When Susan and her mother opened their new Frank Lloyd Wright designed home to the community with nine days of gala events in December of 1904, the King’s Daughters were again beneficiaries of the Lawrence family. A two day bazaar that included a country store, a Japanese tearoom, booths, and games was held in the Lawrence House. The event netted $334 for the renovation of the King’s Daughters’ Home that had been struck by fire in 1902.
Mary died March 12, 1905. I describe her funeral in Chapter 8 of Susan Lawrence: The Enigma in the Wright House:
A newspaper reported that the mourners “came from many walks of life and showed that Mrs. Lawrence in her dealings and charity drew no class or color line distinction, the gathering at the funeral being a lesson in the equality of man.” Residents of the Colored Old Folks’ and Orphans’ Home and the King’s Daughters” Home for Aged Women knelt at the casket beside members of the Springfield Woman’s Club and the Woman’s Christian Temperance Union.
May 4, 2013 § 2 Comments
This week Landmarks Illinois, a Chicago-based historic preservation group, named the Lincoln Colored Home at 427 South 12th Street in Springfield one of the ten most endangered historic places in Illinois.
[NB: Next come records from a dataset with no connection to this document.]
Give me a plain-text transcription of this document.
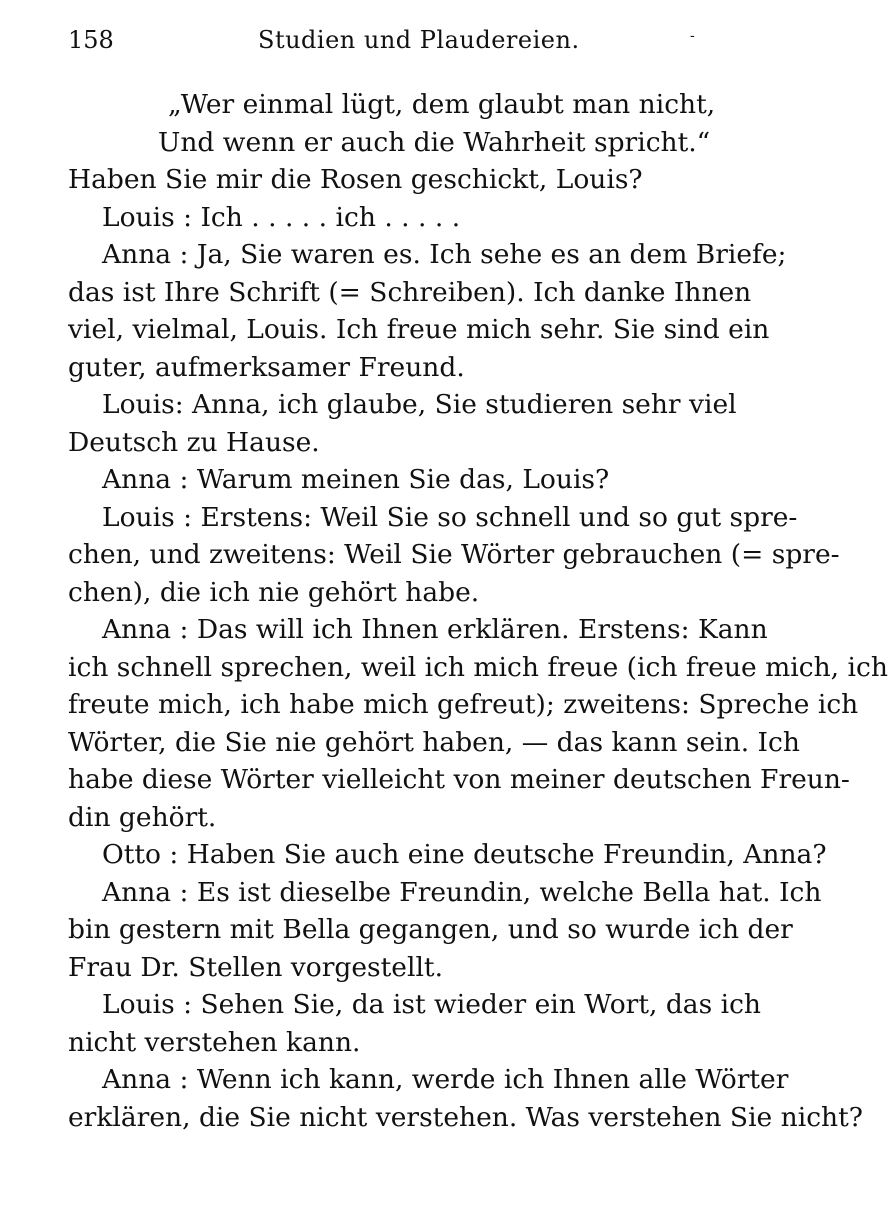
158	Studien und Plaudereien.	-
„Wer einmal lügt, dem glaubt man nicht,
Und wenn er auch die Wahrheit spricht.“
Haben Sie mir die Rosen geschickt, Louis?
Louis : Ich . . . . . ich . . . . .
Anna : Ja, Sie waren es. Ich sehe es an dem Briefe;
das ist Ihre Schrift (= Schreiben). Ich danke Ihnen
viel, vielmal, Louis. Ich freue mich sehr. Sie sind ein
guter, aufmerksamer Freund.
Louis: Anna, ich glaube, Sie studieren sehr viel
Deutsch zu Hause.
Anna : Warum meinen Sie das, Louis?
Louis : Erstens: Weil Sie so schnell und so gut spre-
chen, und zweitens: Weil Sie Wörter gebrauchen (= spre-
chen), die ich nie gehört habe.
Anna : Das will ich Ihnen erklären. Erstens: Kann
ich schnell sprechen, weil ich mich freue (ich freue mich, ich
freute mich, ich habe mich gefreut); zweitens: Spreche ich
Wörter, die Sie nie gehört haben, — das kann sein. Ich
habe diese Wörter vielleicht von meiner deutschen Freun-
din gehört.
Otto : Haben Sie auch eine deutsche Freundin, Anna?
Anna : Es ist dieselbe Freundin, welche Bella hat. Ich
bin gestern mit Bella gegangen, und so wurde ich der
Frau Dr. Stellen vorgestellt.
Louis : Sehen Sie, da ist wieder ein Wort, das ich
nicht verstehen kann.
Anna : Wenn ich kann, werde ich Ihnen alle Wörter
erklären, die Sie nicht verstehen. Was verstehen Sie nicht?
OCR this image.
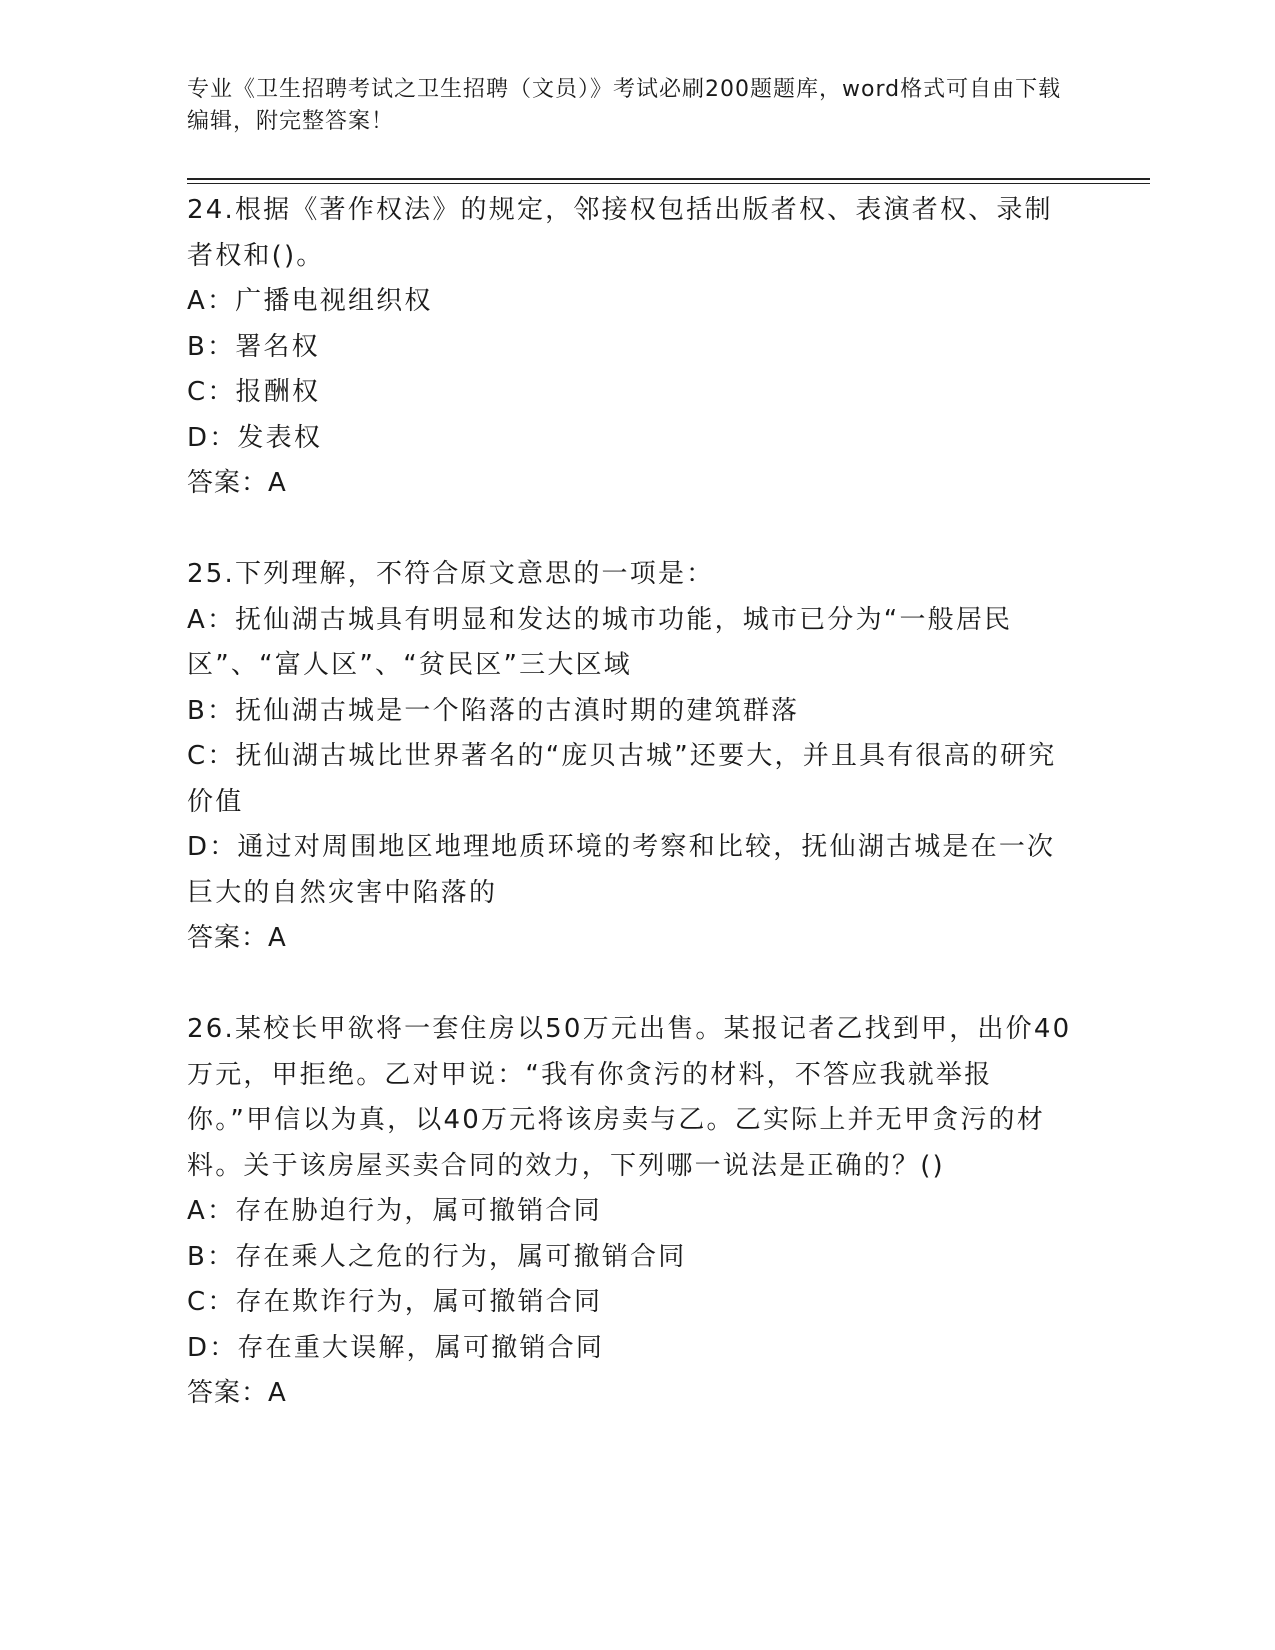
专业《卫生招聘考试之卫生招聘（文员）》考试必刷200题题库，word格式可自由下载编辑，附完整答案！
24.根据《著作权法》的规定，邻接权包括出版者权、表演者权、录制者权和()。
A：广播电视组织权
B：署名权
C：报酬权
D：发表权
答案：A
25.下列理解，不符合原文意思的一项是：
A：抚仙湖古城具有明显和发达的城市功能，城市已分为“一般居民区”、“富人区”、“贫民区”三大区域
B：抚仙湖古城是一个陷落的古滇时期的建筑群落
C：抚仙湖古城比世界著名的“庞贝古城”还要大，并且具有很高的研究价值
D：通过对周围地区地理地质环境的考察和比较，抚仙湖古城是在一次巨大的自然灾害中陷落的
答案：A
26.某校长甲欲将一套住房以50万元出售。某报记者乙找到甲，出价40万元，甲拒绝。乙对甲说：“我有你贪污的材料，不答应我就举报你。”甲信以为真，以40万元将该房卖与乙。乙实际上并无甲贪污的材料。关于该房屋买卖合同的效力，下列哪一说法是正确的？()
A：存在胁迫行为，属可撤销合同
B：存在乘人之危的行为，属可撤销合同
C：存在欺诈行为，属可撤销合同
D：存在重大误解，属可撤销合同
答案：A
One of the first orphanages for African-American children in Illinois, the now-deteriorating building has strong connections to the Lawrence family and their home. I explain in Chapter 1 of Susan Lawrence: The Enigma in the Wright House:
The home was founded by Eva Monroe, an African-American woman who had saved enough of her own money for a down payment on an old house which she opened for African-American orphaned children and elderly women in 1898. To keep her doors open, she solicited money and materials from both the white and black Springfield community. Mary Lawrence [Susan’s mother] came to her aid. Mary assumed the $1,400 mortgage on the house. Later she acquired the deed to the property so that the old house could be razed and a new one built. She supervised the design of the new home and donated windows, doors, and chandeliers from her own former home. During the building process, the 37 residents and staff lived in tents with no water. Mary Lawrence arranged city water service to the property. In addition to her many personal contributions, she organized fund raisers, enlisted local business leaders for service on the board of directors, and obtained annual funding from the county for the home. After Mary’s death the building was dedicated as a memorial to her.
According to a December 9, 2012, article in the State Journal-Register, the current owners, Lyman Jr. and Lee Hubbard, have also discovered that bricks from Lawrence School and the Lawrence-owned brickyard were used in the construction of the home. Their father, Lyman Hubbard Sr., bought the building in 2005 hoping to preserve it as a community center. He died in 2012 before he was able to achieve his dream. The efforts of his sons to attain his goal have been unsuccessful despite the fact that the home was designated a Springfield historic landmark in 1997 and listed on the National Register of Historic Places in 1998. Contemplating an auction, Lyman Jr. concludes in the Journal-Register article, “…since Dad’s death the project has become more of a burden than anything. We don’t have the resources to carry out the restoration and have been unsuccessful in winning support for any type of public or private sector funding.” The home needs another Mary Lawrence.